Large employers are now able to transfer their levy funds to other organisations.
DTL (Development Training Ltd) has cautioned firms will have to manage the process well to maximise the potential business benefits. It also warned the move is adding more complexity to a system that many employers have had difficulty in understanding.
From May, large employers who pay the Apprenticeship Levy will for the first time be allowed to transfer up to 10% of their annual funds to other organisations. It means firms can use some of their unspent levy funding, which would otherwise go to the exchequer, to support smaller employers to take on apprentices.
Chris Wood, CEO of DTL, said: “There are potential business benefits for larger businesses to support firms in their supply chain to take on apprentices. I would recommend working with your chosen supplier and an apprenticeship provider to align the scheme with your own training programmes and to focus the money where it will benefit you both the most. You should be aware that apprenticeships can cover management training as well as the kind of trade-based training traditionally associated with apprenticeships.”

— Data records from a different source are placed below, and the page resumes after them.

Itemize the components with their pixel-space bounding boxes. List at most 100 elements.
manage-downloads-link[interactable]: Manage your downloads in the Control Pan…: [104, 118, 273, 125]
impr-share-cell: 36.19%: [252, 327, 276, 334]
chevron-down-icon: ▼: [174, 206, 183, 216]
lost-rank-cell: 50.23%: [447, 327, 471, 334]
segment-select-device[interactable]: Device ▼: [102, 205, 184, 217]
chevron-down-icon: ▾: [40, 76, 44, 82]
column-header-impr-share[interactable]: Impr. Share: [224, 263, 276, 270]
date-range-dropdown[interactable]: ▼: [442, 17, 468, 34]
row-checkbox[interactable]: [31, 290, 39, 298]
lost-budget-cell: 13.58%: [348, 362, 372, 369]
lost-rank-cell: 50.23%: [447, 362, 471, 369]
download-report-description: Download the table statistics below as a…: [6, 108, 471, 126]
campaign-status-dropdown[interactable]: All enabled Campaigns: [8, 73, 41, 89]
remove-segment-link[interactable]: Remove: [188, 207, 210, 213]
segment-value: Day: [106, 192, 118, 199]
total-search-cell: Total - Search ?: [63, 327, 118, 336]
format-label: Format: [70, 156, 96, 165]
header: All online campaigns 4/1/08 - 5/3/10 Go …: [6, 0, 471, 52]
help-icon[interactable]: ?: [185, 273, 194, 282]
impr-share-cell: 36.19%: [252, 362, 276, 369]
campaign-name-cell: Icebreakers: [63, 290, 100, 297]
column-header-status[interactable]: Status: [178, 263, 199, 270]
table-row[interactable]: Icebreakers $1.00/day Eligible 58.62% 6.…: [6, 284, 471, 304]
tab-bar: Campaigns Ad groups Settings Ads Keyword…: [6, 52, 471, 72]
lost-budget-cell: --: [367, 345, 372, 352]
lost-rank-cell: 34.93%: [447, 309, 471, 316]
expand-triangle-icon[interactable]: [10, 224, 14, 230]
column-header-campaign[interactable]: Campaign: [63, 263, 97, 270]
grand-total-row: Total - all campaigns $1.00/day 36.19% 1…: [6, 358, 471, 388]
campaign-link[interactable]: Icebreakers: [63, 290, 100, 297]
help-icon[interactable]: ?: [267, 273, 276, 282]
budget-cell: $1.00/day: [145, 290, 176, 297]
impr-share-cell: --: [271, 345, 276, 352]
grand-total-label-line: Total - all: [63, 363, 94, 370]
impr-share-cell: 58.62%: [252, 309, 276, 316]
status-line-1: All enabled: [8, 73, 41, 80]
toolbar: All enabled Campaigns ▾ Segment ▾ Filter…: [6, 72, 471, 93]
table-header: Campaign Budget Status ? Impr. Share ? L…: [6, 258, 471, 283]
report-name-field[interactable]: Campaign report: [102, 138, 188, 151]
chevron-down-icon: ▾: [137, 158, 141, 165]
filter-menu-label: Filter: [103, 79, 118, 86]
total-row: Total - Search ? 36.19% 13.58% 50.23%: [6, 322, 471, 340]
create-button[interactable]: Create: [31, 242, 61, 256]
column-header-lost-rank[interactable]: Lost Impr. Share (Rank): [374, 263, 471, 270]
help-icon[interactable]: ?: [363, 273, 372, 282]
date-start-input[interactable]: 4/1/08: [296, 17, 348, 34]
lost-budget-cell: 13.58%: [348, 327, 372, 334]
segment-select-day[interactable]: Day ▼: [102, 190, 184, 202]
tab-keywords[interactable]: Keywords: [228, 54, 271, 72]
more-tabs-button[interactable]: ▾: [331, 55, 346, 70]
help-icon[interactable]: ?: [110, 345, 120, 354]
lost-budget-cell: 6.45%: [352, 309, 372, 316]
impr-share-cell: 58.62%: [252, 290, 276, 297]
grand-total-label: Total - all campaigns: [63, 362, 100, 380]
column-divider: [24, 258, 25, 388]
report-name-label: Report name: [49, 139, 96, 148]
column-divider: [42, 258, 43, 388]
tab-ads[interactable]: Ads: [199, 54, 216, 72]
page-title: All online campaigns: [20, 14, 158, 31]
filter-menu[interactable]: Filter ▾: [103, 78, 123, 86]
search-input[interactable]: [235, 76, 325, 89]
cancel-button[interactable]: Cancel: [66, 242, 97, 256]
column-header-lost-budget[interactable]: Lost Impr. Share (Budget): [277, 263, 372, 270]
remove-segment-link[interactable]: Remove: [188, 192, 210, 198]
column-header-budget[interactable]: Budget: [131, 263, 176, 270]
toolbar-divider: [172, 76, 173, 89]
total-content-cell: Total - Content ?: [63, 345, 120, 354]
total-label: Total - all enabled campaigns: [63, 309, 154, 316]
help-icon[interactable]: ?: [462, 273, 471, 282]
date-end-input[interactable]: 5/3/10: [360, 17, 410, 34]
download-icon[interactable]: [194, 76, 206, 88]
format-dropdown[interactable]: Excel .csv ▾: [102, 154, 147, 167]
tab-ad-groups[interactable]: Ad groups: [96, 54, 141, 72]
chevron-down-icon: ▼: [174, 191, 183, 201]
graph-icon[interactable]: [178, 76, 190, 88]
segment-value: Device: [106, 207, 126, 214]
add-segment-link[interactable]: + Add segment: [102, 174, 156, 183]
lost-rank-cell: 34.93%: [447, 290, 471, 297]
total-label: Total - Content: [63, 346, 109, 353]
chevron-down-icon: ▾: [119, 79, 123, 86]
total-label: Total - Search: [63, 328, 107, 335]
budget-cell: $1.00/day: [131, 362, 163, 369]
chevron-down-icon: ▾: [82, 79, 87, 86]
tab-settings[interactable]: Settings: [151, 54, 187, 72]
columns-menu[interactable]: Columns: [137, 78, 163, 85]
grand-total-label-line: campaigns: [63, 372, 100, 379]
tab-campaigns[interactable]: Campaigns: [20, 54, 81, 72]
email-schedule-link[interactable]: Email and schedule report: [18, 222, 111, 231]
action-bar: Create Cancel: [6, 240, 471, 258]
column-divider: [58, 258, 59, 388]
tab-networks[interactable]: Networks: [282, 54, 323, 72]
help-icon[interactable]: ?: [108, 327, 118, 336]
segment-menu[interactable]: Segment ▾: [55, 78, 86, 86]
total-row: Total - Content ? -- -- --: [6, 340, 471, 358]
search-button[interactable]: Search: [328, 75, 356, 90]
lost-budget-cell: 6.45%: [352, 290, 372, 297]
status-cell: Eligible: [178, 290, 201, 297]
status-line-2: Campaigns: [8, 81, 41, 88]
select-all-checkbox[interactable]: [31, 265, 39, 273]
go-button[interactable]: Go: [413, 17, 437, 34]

He added: “Putting some thought and effort into this process will pay dividends all round, for the large employer, the supply chain business and the apprentices who go through the scheme. As with everything to do with the levy, it makes sense to get expert help and advice from specialists.”
Initially, firms will only be able to transfer funds to one organisation. After user feedback from the first phase, they will likely be allowed to split their 10% funding into several smaller payments across multiple organisations.
The ESFA has advised those transferring the funds to be aware of “the funding rules around transferring apprenticeship funds, which will be published at a later date”. Once a transfer is made, it cannot be refunded.